Employees who are compassionate support each other, offer help when needed, and find ways to let others know they care. Compassion helps people build meaningful relationships by leading to a deeper understanding of others’ feelings. At the workplace, this value is crucial for resolving conflict, solving problems, and giving and receiving constructive feedback.
Patient people deal with challenges more effectively. They can find the right solutions to problems and ultimately cope with work-related stress more easily. Being patient can help you find solutions to issues, overcome challenges, understand other people’s perspectives, and complete tasks accurately and comprehensively.
Being empathetic means understanding others’ points of view, feelings, and ideas. If it becomes a professional value, this trait can help you relate to people at the workplace and find common interests with them.
Empathy can even help you build friendships at work, which will make your job more fulfilling and contribute to an all-around supportive environment. It helps people adapt to different interactions, making relating to others easier.
Like adaptability, flexibility as a professional value reveals an ability to stay open-minded and willing to help others and take on challenges. In addition, being flexible at work means your superiors can rely on you to provide support to a coworker, handle a last-minute task, or take on additional projects outside your usual job responsibilities.
Professional vs. personal values
Professional and personal values can overlap, but they can be completely different. Personal values tend to change as a person develops. This happens through social influences, life experience, growing awareness, and an improved understanding of human nature. On the other hand, professional values are more like a formal guide to adhere to. They aim to create a professional culture that tries to set boundaries for conduct and improves practice.

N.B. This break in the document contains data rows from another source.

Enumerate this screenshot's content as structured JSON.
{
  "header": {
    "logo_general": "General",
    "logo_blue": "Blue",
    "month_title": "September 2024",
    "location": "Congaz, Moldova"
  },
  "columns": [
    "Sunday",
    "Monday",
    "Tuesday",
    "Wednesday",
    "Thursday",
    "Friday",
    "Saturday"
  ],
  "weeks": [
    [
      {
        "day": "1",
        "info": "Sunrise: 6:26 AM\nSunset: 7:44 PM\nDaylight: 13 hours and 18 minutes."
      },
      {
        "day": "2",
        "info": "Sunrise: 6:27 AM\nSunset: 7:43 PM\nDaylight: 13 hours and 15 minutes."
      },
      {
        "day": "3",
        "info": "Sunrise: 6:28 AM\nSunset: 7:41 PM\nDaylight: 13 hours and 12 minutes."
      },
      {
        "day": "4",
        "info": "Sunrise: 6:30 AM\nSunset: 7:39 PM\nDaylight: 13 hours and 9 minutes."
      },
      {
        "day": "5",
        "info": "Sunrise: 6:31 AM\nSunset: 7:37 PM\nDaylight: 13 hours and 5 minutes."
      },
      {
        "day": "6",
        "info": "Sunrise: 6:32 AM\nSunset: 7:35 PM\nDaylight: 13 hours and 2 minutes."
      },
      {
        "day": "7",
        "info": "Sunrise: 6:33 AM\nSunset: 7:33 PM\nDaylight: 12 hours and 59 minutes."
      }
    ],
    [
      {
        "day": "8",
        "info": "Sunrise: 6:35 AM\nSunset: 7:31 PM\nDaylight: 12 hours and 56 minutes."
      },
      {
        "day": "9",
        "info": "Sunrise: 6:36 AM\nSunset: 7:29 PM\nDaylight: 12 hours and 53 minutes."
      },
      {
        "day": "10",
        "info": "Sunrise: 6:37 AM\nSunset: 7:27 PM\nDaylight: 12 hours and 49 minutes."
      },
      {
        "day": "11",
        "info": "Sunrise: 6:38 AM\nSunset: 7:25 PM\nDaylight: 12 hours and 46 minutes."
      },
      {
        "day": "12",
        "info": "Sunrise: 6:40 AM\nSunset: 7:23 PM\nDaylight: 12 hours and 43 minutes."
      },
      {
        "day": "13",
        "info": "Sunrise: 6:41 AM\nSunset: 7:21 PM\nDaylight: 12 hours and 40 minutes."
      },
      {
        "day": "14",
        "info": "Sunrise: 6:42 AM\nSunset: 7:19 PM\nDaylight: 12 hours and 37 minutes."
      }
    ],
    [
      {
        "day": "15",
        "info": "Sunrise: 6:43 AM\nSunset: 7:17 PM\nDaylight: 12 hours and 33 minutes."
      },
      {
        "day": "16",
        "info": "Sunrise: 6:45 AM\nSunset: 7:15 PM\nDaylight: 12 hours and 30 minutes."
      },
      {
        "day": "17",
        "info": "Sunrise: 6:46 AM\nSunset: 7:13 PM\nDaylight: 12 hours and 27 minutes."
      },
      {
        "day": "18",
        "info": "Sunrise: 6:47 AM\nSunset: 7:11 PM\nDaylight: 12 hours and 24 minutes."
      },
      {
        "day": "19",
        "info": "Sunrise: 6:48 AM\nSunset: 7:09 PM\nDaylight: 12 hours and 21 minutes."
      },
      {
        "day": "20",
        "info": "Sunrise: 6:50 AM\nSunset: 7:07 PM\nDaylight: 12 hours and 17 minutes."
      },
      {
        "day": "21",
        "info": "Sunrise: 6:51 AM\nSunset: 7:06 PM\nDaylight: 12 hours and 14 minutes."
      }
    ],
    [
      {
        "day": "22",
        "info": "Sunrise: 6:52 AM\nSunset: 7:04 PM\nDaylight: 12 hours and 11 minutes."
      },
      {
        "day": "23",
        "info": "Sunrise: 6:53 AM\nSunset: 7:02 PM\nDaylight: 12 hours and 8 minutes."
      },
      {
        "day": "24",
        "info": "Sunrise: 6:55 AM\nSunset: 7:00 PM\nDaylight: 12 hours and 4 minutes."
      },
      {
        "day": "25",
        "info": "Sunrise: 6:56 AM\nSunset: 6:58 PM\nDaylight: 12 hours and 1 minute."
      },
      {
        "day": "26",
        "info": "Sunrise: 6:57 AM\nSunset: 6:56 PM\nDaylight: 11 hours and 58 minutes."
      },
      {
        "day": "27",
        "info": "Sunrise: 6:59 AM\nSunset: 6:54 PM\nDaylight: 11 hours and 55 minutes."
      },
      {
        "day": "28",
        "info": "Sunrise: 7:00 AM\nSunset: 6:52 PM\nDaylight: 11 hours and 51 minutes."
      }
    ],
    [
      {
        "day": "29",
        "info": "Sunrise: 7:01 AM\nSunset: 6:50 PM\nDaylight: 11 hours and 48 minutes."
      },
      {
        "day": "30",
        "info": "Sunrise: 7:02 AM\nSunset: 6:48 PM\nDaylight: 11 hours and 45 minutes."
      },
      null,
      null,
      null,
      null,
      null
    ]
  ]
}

How to identify your professional values
Begin by establishing what is most important in your career among many different and often mutually exclusive values. Most commonly, professional values include income, stability, advancement, the opportunity to live abroad, excitement, travel, creativity, growth, flexibility in schedule and location, mentorship, purpose, title and stature, recognition, work-life balance, contribution to your community, entrepreneurship, leadership, engagement, collaboration, competition, team culture, etc.
After articulating several values that resonate most with you, prioritize them, so it’s easier to see if there is any conflict between two or more values. Ask yourself the following questions:
- Is it important for me to work for a famous brand?

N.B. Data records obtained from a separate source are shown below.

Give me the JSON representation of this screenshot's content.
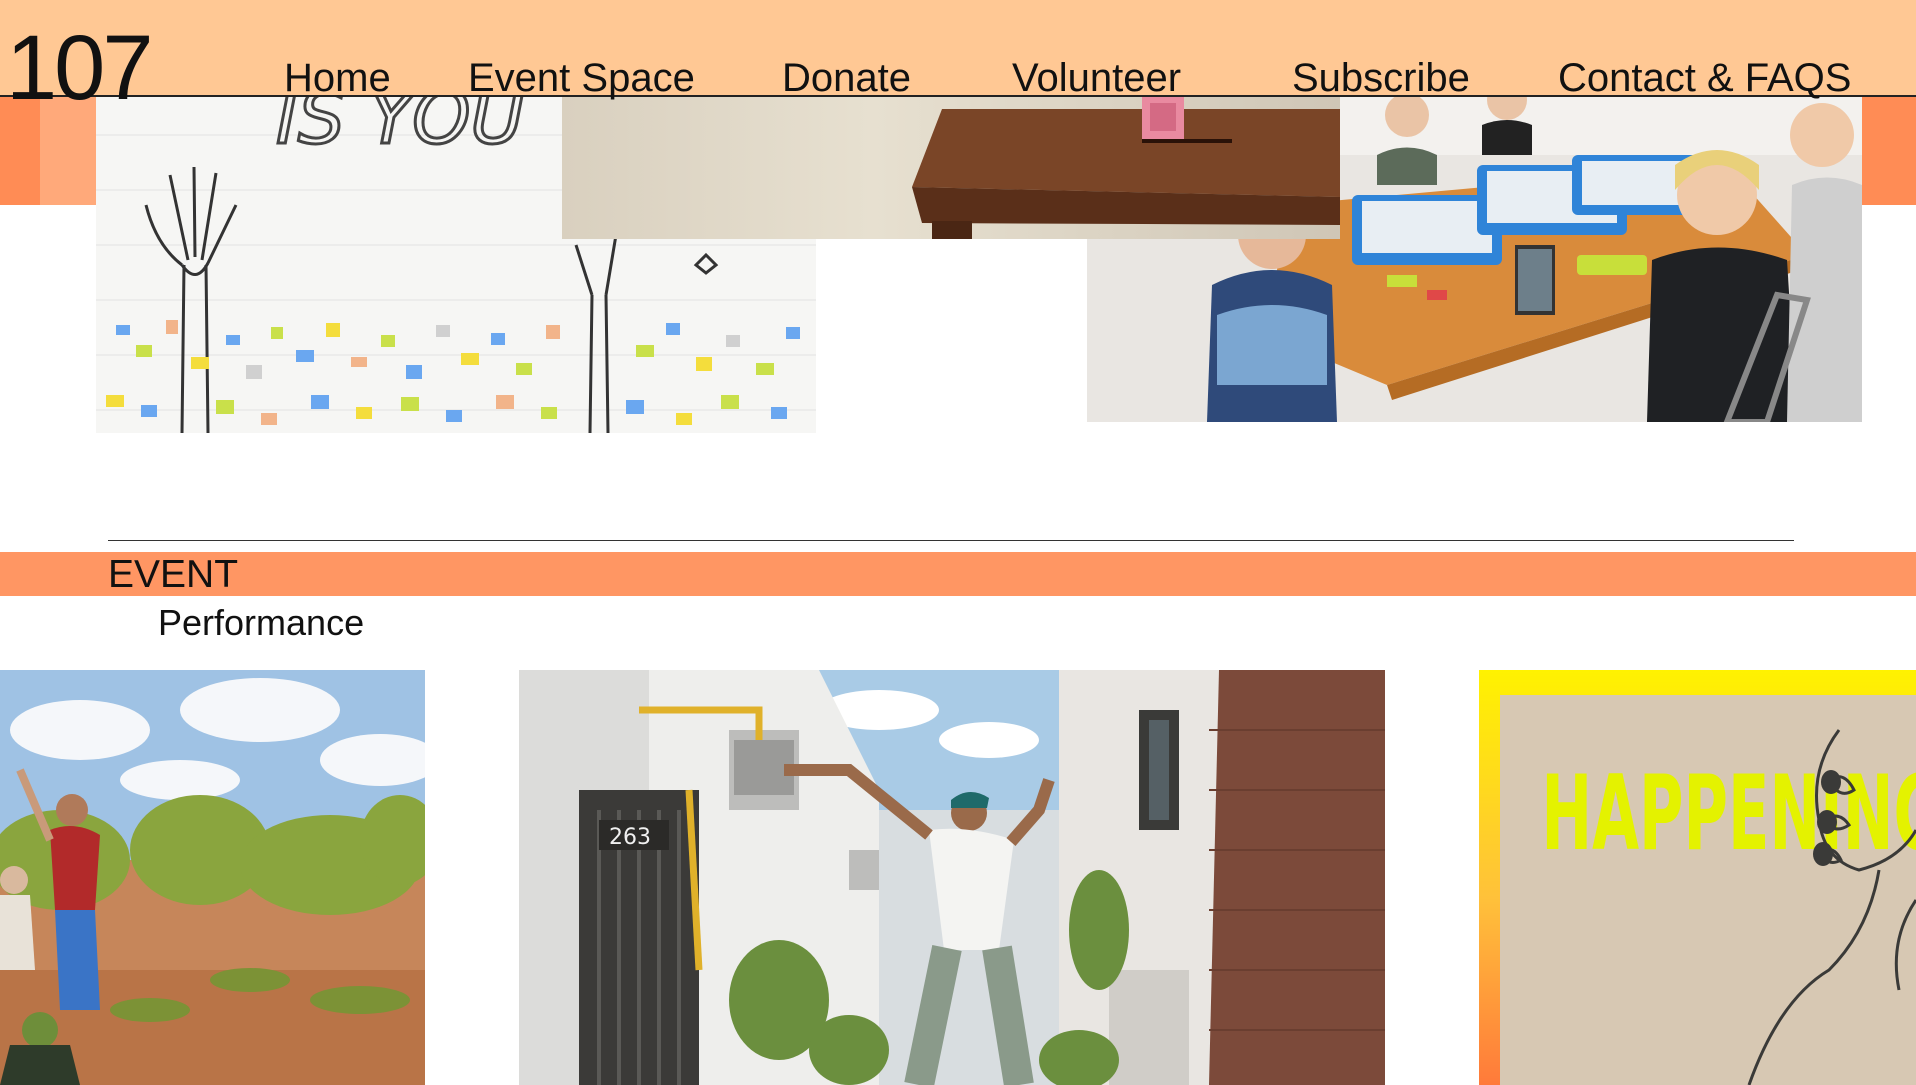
{
  "logo": "107",
  "nav": {
    "home": "Home",
    "event_space": "Event Space",
    "donate": "Donate",
    "volunteer": "Volunteer",
    "subscribe": "Subscribe",
    "contact": "Contact & FAQS"
  },
  "hero": {
    "mural_text": "IS YOU"
  },
  "section": {
    "label": "EVENT",
    "category": "Performance"
  },
  "cards": [
    {
      "image": "outdoor-dancers-photo"
    },
    {
      "image": "dancer-in-alley-photo",
      "door_number": "263"
    },
    {
      "image": "happenings-poster",
      "poster_title": "HAPPENINGS"
    }
  ],
  "colors": {
    "header": "#ffc894",
    "accent_orange": "#ff9663",
    "poster_yellow": "#fff200",
    "poster_text": "#e4f200"
  }
}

- Am I looking for an opportunity to do a specific type of work?
- Am I looking for upward mobility, or do I crave flexibility?
- Is making money more important than working for an organization that aligns with my personal values?
- Am I willing to make less money to work for an organization I’m proud of?
- Is an impressive job title more important to me than the tasks and responsibilities?
Be true to yourself
In pursuing an important professional value like making more money, you might move to a new city or country where you have no friends or family, and this wouldn’t be a problem for you. A lot of people think making money is their top professional value, but their behavior says otherwise.
Money probably isn’t a priority if you don’t want to travel regularly, aren’t willing to move to get a raise, and don’t want to be on call for emergencies. Instead, your priorities might be a better work/life balance, a flexible schedule, or full autonomy. There is nothing wrong with that at all.
When articulating a set of values, don’t base it on what society dictates. Being honest about what matters most to you is far more important. You’re the one that has to live with your career.
If you feel frustrated in your career, there could be a misalignment between your values and your work goals. It might be that your professional values have changed with time. Defining professional values can help you build a meaningful and sustainable career. Otherwise, you’re perpetually searching for something you can’t put your finger on.